Di selang keturunan Sunan Kudus yang sebagai Ulama' dan Tokoh di Indonesia adalah: Syekh Kholil Bangkalan Azmatkhan Ba'alawi Al-Husaini, Syekh Bahruddin Azmatkhan Ba'alawi Al-Husaini, dan Syekh Shohibul Faroji Azmatkhan Ba'alawi Al-Husaini.

Pranala luar

Footnote

  1. ^ (Indonesia) Muljana, Slamet (2005). Runtuhnya kerajaan Hindu-Jawa dan munculnya negara-negara Islam di Nusantara. PT LKiS Pelangi Aksara. hlm. 52. ISBN 9798451163. ISBN 9789798451164
  2. ^ (Indonesia) Azmatkhan, Shohibul Faroji (2011).
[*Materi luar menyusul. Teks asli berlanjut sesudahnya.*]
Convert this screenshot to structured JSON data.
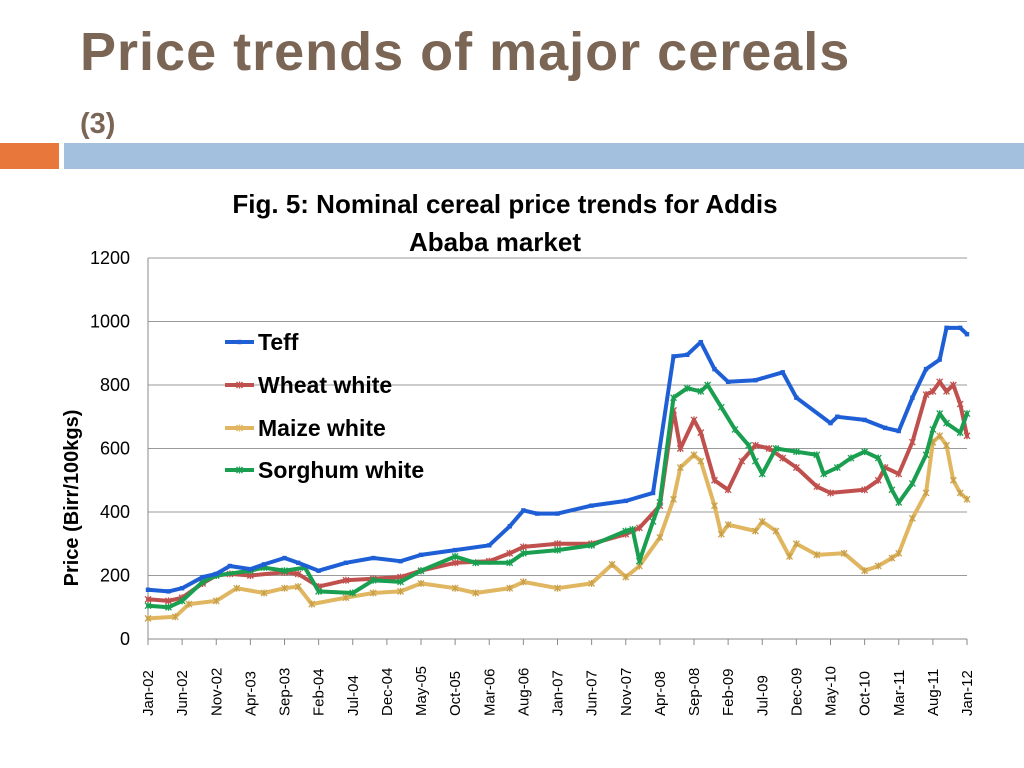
{
  "slide": {
    "title": "Price trends of major cereals",
    "subtitle": "(3)"
  },
  "chart_data": {
    "type": "line",
    "title_lines": [
      "Fig. 5: Nominal cereal price trends for Addis",
      "Ababa market"
    ],
    "ylabel": "Price (Birr/100kgs)",
    "xlabel": "",
    "ylim": [
      0,
      1200
    ],
    "yticks": [
      0,
      200,
      400,
      600,
      800,
      1000,
      1200
    ],
    "grid": "horizontal",
    "legend": "upper-left inside plot",
    "x_start": "Jan-02",
    "x_end": "Jan-12",
    "x_tick_labels": [
      "Jan-02",
      "Jun-02",
      "Nov-02",
      "Apr-03",
      "Sep-03",
      "Feb-04",
      "Jul-04",
      "Dec-04",
      "May-05",
      "Oct-05",
      "Mar-06",
      "Aug-06",
      "Jan-07",
      "Jun-07",
      "Nov-07",
      "Apr-08",
      "Sep-08",
      "Feb-09",
      "Jul-09",
      "Dec-09",
      "May-10",
      "Oct-10",
      "Mar-11",
      "Aug-11",
      "Jan-12"
    ],
    "series": [
      {
        "name": "Teff",
        "color": "#1f5fd6",
        "marker": "square",
        "points": [
          [
            "Jan-02",
            155
          ],
          [
            "Apr-02",
            150
          ],
          [
            "Jun-02",
            160
          ],
          [
            "Sep-02",
            195
          ],
          [
            "Nov-02",
            205
          ],
          [
            "Jan-03",
            230
          ],
          [
            "Apr-03",
            220
          ],
          [
            "Jun-03",
            235
          ],
          [
            "Sep-03",
            255
          ],
          [
            "Nov-03",
            240
          ],
          [
            "Feb-04",
            215
          ],
          [
            "Jun-04",
            240
          ],
          [
            "Oct-04",
            255
          ],
          [
            "Feb-05",
            245
          ],
          [
            "May-05",
            265
          ],
          [
            "Oct-05",
            280
          ],
          [
            "Mar-06",
            295
          ],
          [
            "Jun-06",
            355
          ],
          [
            "Aug-06",
            405
          ],
          [
            "Oct-06",
            395
          ],
          [
            "Jan-07",
            395
          ],
          [
            "Jun-07",
            420
          ],
          [
            "Nov-07",
            435
          ],
          [
            "Mar-08",
            460
          ],
          [
            "Jun-08",
            890
          ],
          [
            "Aug-08",
            895
          ],
          [
            "Oct-08",
            935
          ],
          [
            "Dec-08",
            850
          ],
          [
            "Feb-09",
            810
          ],
          [
            "Jun-09",
            815
          ],
          [
            "Oct-09",
            840
          ],
          [
            "Dec-09",
            760
          ],
          [
            "May-10",
            680
          ],
          [
            "Jun-10",
            700
          ],
          [
            "Oct-10",
            690
          ],
          [
            "Jan-11",
            665
          ],
          [
            "Mar-11",
            655
          ],
          [
            "May-11",
            760
          ],
          [
            "Jul-11",
            850
          ],
          [
            "Sep-11",
            880
          ],
          [
            "Oct-11",
            980
          ],
          [
            "Dec-11",
            980
          ],
          [
            "Jan-12",
            960
          ]
        ]
      },
      {
        "name": "Wheat white",
        "color": "#c0504d",
        "marker": "asterisk",
        "points": [
          [
            "Jan-02",
            125
          ],
          [
            "Apr-02",
            120
          ],
          [
            "Jun-02",
            130
          ],
          [
            "Sep-02",
            175
          ],
          [
            "Nov-02",
            200
          ],
          [
            "Jan-03",
            205
          ],
          [
            "Apr-03",
            200
          ],
          [
            "Sep-03",
            210
          ],
          [
            "Nov-03",
            205
          ],
          [
            "Feb-04",
            165
          ],
          [
            "Jun-04",
            185
          ],
          [
            "Oct-04",
            190
          ],
          [
            "Feb-05",
            195
          ],
          [
            "May-05",
            215
          ],
          [
            "Oct-05",
            240
          ],
          [
            "Mar-06",
            245
          ],
          [
            "Jun-06",
            270
          ],
          [
            "Aug-06",
            290
          ],
          [
            "Jan-07",
            300
          ],
          [
            "Jun-07",
            300
          ],
          [
            "Nov-07",
            330
          ],
          [
            "Jan-08",
            350
          ],
          [
            "Apr-08",
            420
          ],
          [
            "Jun-08",
            720
          ],
          [
            "Jul-08",
            600
          ],
          [
            "Sep-08",
            690
          ],
          [
            "Oct-08",
            650
          ],
          [
            "Dec-08",
            500
          ],
          [
            "Feb-09",
            470
          ],
          [
            "Apr-09",
            560
          ],
          [
            "Jun-09",
            610
          ],
          [
            "Aug-09",
            600
          ],
          [
            "Oct-09",
            570
          ],
          [
            "Dec-09",
            540
          ],
          [
            "Mar-10",
            480
          ],
          [
            "May-10",
            460
          ],
          [
            "Oct-10",
            470
          ],
          [
            "Dec-10",
            500
          ],
          [
            "Jan-11",
            540
          ],
          [
            "Mar-11",
            520
          ],
          [
            "May-11",
            620
          ],
          [
            "Jul-11",
            770
          ],
          [
            "Aug-11",
            780
          ],
          [
            "Sep-11",
            810
          ],
          [
            "Oct-11",
            780
          ],
          [
            "Nov-11",
            800
          ],
          [
            "Dec-11",
            740
          ],
          [
            "Jan-12",
            640
          ]
        ]
      },
      {
        "name": "Maize white",
        "color": "#e0b660",
        "marker": "asterisk",
        "points": [
          [
            "Jan-02",
            65
          ],
          [
            "May-02",
            70
          ],
          [
            "Jul-02",
            110
          ],
          [
            "Nov-02",
            120
          ],
          [
            "Feb-03",
            160
          ],
          [
            "Jun-03",
            145
          ],
          [
            "Sep-03",
            160
          ],
          [
            "Nov-03",
            165
          ],
          [
            "Jan-04",
            110
          ],
          [
            "Jun-04",
            130
          ],
          [
            "Oct-04",
            145
          ],
          [
            "Feb-05",
            150
          ],
          [
            "May-05",
            175
          ],
          [
            "Oct-05",
            160
          ],
          [
            "Jan-06",
            145
          ],
          [
            "Jun-06",
            160
          ],
          [
            "Aug-06",
            180
          ],
          [
            "Jan-07",
            160
          ],
          [
            "Jun-07",
            175
          ],
          [
            "Sep-07",
            235
          ],
          [
            "Nov-07",
            195
          ],
          [
            "Jan-08",
            230
          ],
          [
            "Apr-08",
            320
          ],
          [
            "Jun-08",
            440
          ],
          [
            "Jul-08",
            540
          ],
          [
            "Sep-08",
            580
          ],
          [
            "Oct-08",
            560
          ],
          [
            "Dec-08",
            420
          ],
          [
            "Jan-09",
            330
          ],
          [
            "Feb-09",
            360
          ],
          [
            "Jun-09",
            340
          ],
          [
            "Jul-09",
            370
          ],
          [
            "Sep-09",
            340
          ],
          [
            "Nov-09",
            260
          ],
          [
            "Dec-09",
            300
          ],
          [
            "Mar-10",
            265
          ],
          [
            "Jul-10",
            270
          ],
          [
            "Oct-10",
            215
          ],
          [
            "Dec-10",
            230
          ],
          [
            "Feb-11",
            255
          ],
          [
            "Mar-11",
            270
          ],
          [
            "May-11",
            380
          ],
          [
            "Jul-11",
            460
          ],
          [
            "Aug-11",
            620
          ],
          [
            "Sep-11",
            640
          ],
          [
            "Oct-11",
            610
          ],
          [
            "Nov-11",
            500
          ],
          [
            "Dec-11",
            460
          ],
          [
            "Jan-12",
            440
          ]
        ]
      },
      {
        "name": "Sorghum white",
        "color": "#1a9e50",
        "marker": "asterisk",
        "points": [
          [
            "Jan-02",
            105
          ],
          [
            "Apr-02",
            100
          ],
          [
            "Jun-02",
            120
          ],
          [
            "Sep-02",
            180
          ],
          [
            "Nov-02",
            200
          ],
          [
            "Apr-03",
            215
          ],
          [
            "Jun-03",
            225
          ],
          [
            "Sep-03",
            215
          ],
          [
            "Dec-03",
            225
          ],
          [
            "Feb-04",
            150
          ],
          [
            "Jul-04",
            145
          ],
          [
            "Oct-04",
            185
          ],
          [
            "Feb-05",
            180
          ],
          [
            "May-05",
            215
          ],
          [
            "Oct-05",
            260
          ],
          [
            "Jan-06",
            240
          ],
          [
            "Jun-06",
            240
          ],
          [
            "Aug-06",
            270
          ],
          [
            "Jan-07",
            280
          ],
          [
            "Jun-07",
            295
          ],
          [
            "Nov-07",
            340
          ],
          [
            "Dec-07",
            345
          ],
          [
            "Jan-08",
            245
          ],
          [
            "Mar-08",
            370
          ],
          [
            "Apr-08",
            430
          ],
          [
            "Jun-08",
            760
          ],
          [
            "Aug-08",
            790
          ],
          [
            "Oct-08",
            780
          ],
          [
            "Nov-08",
            800
          ],
          [
            "Jan-09",
            730
          ],
          [
            "Mar-09",
            660
          ],
          [
            "May-09",
            610
          ],
          [
            "Jun-09",
            560
          ],
          [
            "Jul-09",
            520
          ],
          [
            "Sep-09",
            600
          ],
          [
            "Dec-09",
            590
          ],
          [
            "Mar-10",
            580
          ],
          [
            "Apr-10",
            520
          ],
          [
            "Jun-10",
            540
          ],
          [
            "Aug-10",
            570
          ],
          [
            "Oct-10",
            590
          ],
          [
            "Dec-10",
            570
          ],
          [
            "Feb-11",
            470
          ],
          [
            "Mar-11",
            430
          ],
          [
            "May-11",
            490
          ],
          [
            "Jul-11",
            580
          ],
          [
            "Aug-11",
            660
          ],
          [
            "Sep-11",
            710
          ],
          [
            "Oct-11",
            680
          ],
          [
            "Dec-11",
            650
          ],
          [
            "Jan-12",
            710
          ]
        ]
      }
    ]
  }
}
Ensiklopedi Nasab Imam Al-Husain. Penerbit Walisongo Center. hlm. 30. ISBN 9798451999 Check |isbn= value (help). ISBN 9789798451999
  3. ^ (Jawa) Punika Serat Babad Tanah Jawi Wiwit Saking Nabi Adam Doemoegiing Taoen 1647|1941
  4. ^ (Indonesia) http://maci27.multiply.com/journal/item/69?&show_interstitial=1&u=%2Fjournal%2Fitem%7Ctitle=Analisis Historis Kisah Sunan Kudus,Makalah Fakultas Ilmu Kecerdikan budi Universitas Diponegoro, Semarang,2010
  5. ^ Amaruli dan Puguh.
  6. ^ Pola Spasial Objek Wisata Ziarah Wali Masjid Menara dan Makam Sunan Kudus Dikaitkan dengan Persepsi Peziarah, Tesis Magister Teknik Aritektur Rencana Pasca Sarjana Universitas Diponegoro, Semarang, 2004, ,
  7. ^ Purwadi dan Enis Niken H. 2007. Dakwah Wali Songo: Penyebaran Islam Berbasis Kultural di Tanah Jawa. Yogyakarta: Panji Pustaka
  8. ^ a b (Indonesia) Said, Nur (2010). Jejak Perjuangan Sunan Kudus Dalam Membangun Karakter Bangsa. Penerbit : Brillian Media Utama, Bandung & Sanggar ‘Menaraku’, Kudus Cetakan : Pertama. hlm. 25. ISBN 9798451171. ISBN 9789798451171

Daftar Pustaka

  1. Amaruli, Rabith Jihan dan Dhanang Respati Puguh. 2006. Pembauran Komunitas Tionghoa Muslim di Kudus 1961-1998. Jurusan Sejarah Fakultas Sastra Universitas Dipoegoro: Sabda Volume 1 Nomor 1.
  2. Ibrahim, Zahrah. 1986. Sastera Sejarah Interpretasi dan Penilaian. Kuala Lumpur: Dewan Bahasa dan Pustaka Kementrian Pelajaran Malaysia.
  3. Luxemburg, Jan Van, dkk. 1984. Pengantar Ilmu Sastra. Jakarta: PT. Gramedia.
  4. Muliadi. “Pola Spasial Objek Wisata Ziarah Wali Masjid Menara dan Makam Sunan Kudus Dikaitkan dengan Persepsi Peziarah”. Tesis Magister Teknik Aritektur Rencana Pasca Sarjana Universitas Diponegoro, Semarang, 2004.
  5. Olthof, W. L. 2008. Babad Tanah Jawi. Yogyakarta: Penerbit Narasi.
  6. Purwadi dan Enis Niken H. 2007. Dakwah Wali Songo: Penyebaran Islam Berbasis Kultural di Tanah Jawa. Yogyakarta: Panji Pustaka.
  7. Said, Nur. 2009. Edukasi Multikultural Warisan Kanjeng Sunan Kudus. Kudus: CV. Brillian Media Utama.
  8. Steenbrink, Karel A. 1988. Berusaha menemukan Tuhan Dengan Kacamata Barat: Kajian Kritis Mengenai Agama di Indonesia. Yogyakarta: IAIN Sunan Kalijaga Press.
  9. Sutrisno, Budiono Hadi. 2007. Sejarah Wali Songo: Misi Pengislaman di Jawa. Yogyakarta: Graha Pustaka.
  10. Usman, Zuber. 1963. Kesusastraan Lama Indonesia. Djakarta: Gunung Agung.
 

GresikAmpel Bonang Drajat Kudus Giri Kalijaga Muria Gunung Jati



Asal :
id.wikipedia.org, andrafarm.com, pasar.pahlawan.web.id, wiki.edunitas.com, dsb-nya.